México ´86 generó que dos campeones mundiales compartan una misma llave, ya que Uruguay y Alemania estuvieron en el Grupo E acompañados de Dinamarca y Escocia. Los daneses se adjudicaron el liderazgo, escoltados por los germanos, mientras que los charrúas avanzaron sin haber conseguido ni siquiera una victoria. Por las dos unidades obtenidas, los sudamericanos debieron enfrentarse a la Argentina, que jugó en la primera fase ante Italia, Corea del Sur y Bulgaria.

A lo dicho se suma lo ocurrido en España ’82, que tuvo a la Azzurra, Polonia, Camerún y Perú encabezando la zona disputada en Galicia. Los seleccionados contaban con un nivel tan parejo, que todos los enfrentamientos concluyeron igualados, a excepción de la goleada que le propinó el combinado liderado por Grzegorz Lato al elenco incaico (5-1). Allí, los dos europeos continuaron su viaje a la Segunda Ronda.

En Argentina ’78, una vez más los criollos debieron afrontar la tarea más compleja, dado que los organizadores se midieron en la instancia inicial ante Italia, Francia y Hungría. Con el notable despliegue de la Nazionale, los de César Luis Menotti tuvieron que conformarse con el segundo puesto, para continuar la competición en Rosario.

Por otro lado, a la Holanda de Johan Cruyff pareció no importarle jugar contra Uruguay, Suecia y Bulgaria, en el Grupo de la Muerte de Alemania ’74. Sin embargo, no consiguió ganar todos sus compromisos, dado que en el choque ante los escandinavos sólo pudieron rescatar un empate. Justamente, estas dos escuadras fueron las que siguieron con vida.

En México ’70 el más parejo de los cuatro grupos fue el que tuvo a Uruguay, Israel, Italia y Suecia. En dicho contexto, los sudamericanos y la Azzurra fueron los que llegaron a los cuartos de final. Cuatro años antes, le corrió la misma suerte al seleccionado charrúa al enfrentarse con Inglaterra, México y Francia. Allí también se metieron entre los ocho mejores junto a los dueños de casa.

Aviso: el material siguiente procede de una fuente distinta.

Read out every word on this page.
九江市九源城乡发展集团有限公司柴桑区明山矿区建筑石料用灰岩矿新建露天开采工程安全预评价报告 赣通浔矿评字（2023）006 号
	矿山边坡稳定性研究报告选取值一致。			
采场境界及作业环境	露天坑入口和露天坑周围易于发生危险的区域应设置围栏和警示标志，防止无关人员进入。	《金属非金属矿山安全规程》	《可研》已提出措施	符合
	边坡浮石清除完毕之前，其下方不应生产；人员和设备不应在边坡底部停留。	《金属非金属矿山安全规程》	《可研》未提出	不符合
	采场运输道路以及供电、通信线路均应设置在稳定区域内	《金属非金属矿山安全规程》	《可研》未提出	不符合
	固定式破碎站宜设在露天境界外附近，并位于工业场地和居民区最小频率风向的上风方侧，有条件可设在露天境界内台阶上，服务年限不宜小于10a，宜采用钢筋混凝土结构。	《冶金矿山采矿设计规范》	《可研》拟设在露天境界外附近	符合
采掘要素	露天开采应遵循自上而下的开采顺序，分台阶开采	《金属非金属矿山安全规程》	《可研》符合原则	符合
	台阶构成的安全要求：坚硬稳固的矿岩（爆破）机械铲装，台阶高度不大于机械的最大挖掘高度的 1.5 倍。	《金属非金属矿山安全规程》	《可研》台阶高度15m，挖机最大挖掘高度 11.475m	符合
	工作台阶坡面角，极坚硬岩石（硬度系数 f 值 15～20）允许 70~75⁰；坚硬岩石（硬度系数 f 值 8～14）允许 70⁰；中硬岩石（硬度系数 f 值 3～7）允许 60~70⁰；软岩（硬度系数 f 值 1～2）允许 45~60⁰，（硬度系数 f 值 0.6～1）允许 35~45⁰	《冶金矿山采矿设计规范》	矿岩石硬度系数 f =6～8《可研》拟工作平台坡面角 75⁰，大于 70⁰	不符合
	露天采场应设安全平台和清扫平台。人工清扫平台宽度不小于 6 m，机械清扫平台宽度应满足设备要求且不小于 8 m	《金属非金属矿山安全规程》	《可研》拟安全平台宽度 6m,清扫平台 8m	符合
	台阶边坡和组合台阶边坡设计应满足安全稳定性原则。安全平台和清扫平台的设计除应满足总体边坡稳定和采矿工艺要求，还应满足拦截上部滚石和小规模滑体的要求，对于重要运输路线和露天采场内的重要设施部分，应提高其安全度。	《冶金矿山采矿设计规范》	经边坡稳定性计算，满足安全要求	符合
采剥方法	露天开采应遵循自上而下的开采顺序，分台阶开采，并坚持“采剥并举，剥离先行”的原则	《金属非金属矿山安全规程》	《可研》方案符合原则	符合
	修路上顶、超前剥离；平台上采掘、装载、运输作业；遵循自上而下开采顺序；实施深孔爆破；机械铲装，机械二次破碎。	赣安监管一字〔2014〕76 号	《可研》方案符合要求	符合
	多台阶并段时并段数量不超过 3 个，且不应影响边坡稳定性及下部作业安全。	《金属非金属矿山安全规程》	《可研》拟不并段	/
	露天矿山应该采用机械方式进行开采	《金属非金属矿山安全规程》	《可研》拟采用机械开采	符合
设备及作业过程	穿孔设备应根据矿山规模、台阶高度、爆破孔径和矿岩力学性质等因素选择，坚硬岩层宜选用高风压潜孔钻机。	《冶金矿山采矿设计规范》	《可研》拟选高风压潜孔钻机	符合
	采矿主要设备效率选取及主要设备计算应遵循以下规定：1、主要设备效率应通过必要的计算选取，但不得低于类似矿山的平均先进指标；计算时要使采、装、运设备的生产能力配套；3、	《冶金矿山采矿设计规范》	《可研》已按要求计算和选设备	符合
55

En Chile ’62 al que le tocó trabajar en supremacía para acceder a la siguiente instancia fue al propio conjunto local. En lo que fue la mejor presentación de su historia, La Roja enfrentó a Suiza, Italia y Alemania.

Naturalmente, los torneos de 1958, 1954, 1950 y 1930 no contaron con una zona más compleja que otra, ya que el nivel de dificultad era bastante similar. Además, Italia ’34 y Francia ’38 tuvieron un formato distinto, dado que esas competiciones fueron las únicas en comenzar con eliminación directa, a partir de los octavos de final.